Hate List, by Jennifer Brown

Claudia Corneyea- Staff Writer

Valarie and her boyfriend Nick are outcasts. The two hate half of the school, especially a girl named Jessica, and together they make a hate list.
One day, Valarie comes to school and finds Nick acting strangely excited. That day he brings a gun to school and kills some of the people on the hate list. Valarie is shot while saving Jessica and then watches Nick shoot himself. Five months later Valerie returns to school and is forced to deal with the aftermath. Everyone believes she was involved and helped Nick, so when she goes back she is shunned by everyone. People who had friends killed or injured in the shooting are terrified of Valarie.
In this novel the reader experiences the aftermath with Valarie, forced to relive flashes back to her and Nick’s relationship, experiencing his kindness as it turns into the evil that shot up their high school.
While this topic is very touchy, Brown does a great job explaining the outcome of an experience like this and how people close to the shooter have to deal with their choices.
Valarie loses her friends from before the shooting, while gaining some unexpected new ones. She becomes close to people she hated before while becoming a better version of herself. She helps with a memorial for the people who were killed in the shooting and does what she can for those around her. When a girl tries to commit suicide, Valarie realizes that others are dealing with Nick’s actions and she is not alone. This realization gives her the motivation to make the best of what she is given.
Valarie’s therapist and art teacher help her get through the changes in her life after such a mortifying event. They also help her cope with her father’s affair, her mother waiting for Valerie to snap and her brother who blames everything on her.
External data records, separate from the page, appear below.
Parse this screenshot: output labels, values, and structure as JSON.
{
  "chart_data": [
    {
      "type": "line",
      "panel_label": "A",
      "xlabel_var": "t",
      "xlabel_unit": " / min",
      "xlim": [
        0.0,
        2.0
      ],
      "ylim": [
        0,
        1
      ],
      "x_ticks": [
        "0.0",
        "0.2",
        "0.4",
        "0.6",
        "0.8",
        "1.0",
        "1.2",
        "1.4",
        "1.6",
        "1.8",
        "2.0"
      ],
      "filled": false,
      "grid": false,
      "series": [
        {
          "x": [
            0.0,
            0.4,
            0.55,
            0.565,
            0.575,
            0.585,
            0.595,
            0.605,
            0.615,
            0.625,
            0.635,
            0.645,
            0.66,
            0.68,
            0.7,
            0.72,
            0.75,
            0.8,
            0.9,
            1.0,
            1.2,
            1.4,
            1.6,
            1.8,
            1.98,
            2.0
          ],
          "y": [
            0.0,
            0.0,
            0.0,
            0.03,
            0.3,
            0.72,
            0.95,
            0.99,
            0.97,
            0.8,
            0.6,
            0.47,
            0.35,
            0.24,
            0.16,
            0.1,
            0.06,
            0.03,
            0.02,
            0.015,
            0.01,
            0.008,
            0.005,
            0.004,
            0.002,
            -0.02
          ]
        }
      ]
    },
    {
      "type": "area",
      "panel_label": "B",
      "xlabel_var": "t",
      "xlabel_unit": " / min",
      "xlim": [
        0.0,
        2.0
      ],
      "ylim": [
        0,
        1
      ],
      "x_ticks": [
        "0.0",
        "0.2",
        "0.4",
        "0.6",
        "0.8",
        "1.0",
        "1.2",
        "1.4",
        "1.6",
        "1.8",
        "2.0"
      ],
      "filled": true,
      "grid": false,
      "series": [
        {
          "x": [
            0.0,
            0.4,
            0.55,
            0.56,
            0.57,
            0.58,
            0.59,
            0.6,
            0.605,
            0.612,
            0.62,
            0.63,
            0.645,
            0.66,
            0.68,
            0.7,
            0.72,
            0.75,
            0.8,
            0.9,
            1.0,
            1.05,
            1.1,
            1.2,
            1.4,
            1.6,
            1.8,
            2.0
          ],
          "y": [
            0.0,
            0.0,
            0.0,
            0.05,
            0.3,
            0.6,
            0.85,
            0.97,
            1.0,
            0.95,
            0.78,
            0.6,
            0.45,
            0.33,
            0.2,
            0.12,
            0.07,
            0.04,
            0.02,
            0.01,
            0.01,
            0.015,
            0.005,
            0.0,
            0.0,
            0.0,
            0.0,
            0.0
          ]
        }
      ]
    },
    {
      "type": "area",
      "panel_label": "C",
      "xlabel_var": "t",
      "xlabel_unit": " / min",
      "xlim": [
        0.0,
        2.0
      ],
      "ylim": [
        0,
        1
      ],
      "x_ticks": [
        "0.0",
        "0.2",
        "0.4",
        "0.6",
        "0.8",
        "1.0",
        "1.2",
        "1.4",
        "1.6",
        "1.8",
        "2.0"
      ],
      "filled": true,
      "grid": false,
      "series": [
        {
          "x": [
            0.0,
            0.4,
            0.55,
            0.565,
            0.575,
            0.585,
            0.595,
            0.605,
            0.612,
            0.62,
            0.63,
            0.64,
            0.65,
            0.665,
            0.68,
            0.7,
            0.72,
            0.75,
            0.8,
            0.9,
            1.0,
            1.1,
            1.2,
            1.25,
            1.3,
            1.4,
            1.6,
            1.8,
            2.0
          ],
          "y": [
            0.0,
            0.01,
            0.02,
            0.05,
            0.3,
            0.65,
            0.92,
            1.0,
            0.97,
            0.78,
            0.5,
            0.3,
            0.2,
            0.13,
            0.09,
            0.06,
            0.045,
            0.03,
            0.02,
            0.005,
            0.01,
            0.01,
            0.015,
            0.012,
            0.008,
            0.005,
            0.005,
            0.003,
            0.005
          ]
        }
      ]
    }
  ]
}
She has a hard time trusting both of them, but when she does her attitude changes for the better.
The topic of the book can put some people off and hit nerves, but it is a great book and opens the reader’s eyes to what these characters go through. It does not justify Nick’s actions or say that people should feel bad for those who do things like this. Brown shows the struggle Valarie has with this. This is a hard realization for Valarie to come to but once she does, her life turns around. She goes from the shooter’s shunned girlfriend to the person who helps the victims, even as a victim herself.
If this book is given a chance, whoever reads it will not regret it. The way it is written is as if the reader is there with Valarie and roots for her to come out of this situation shining. This book is a 9 out of 10.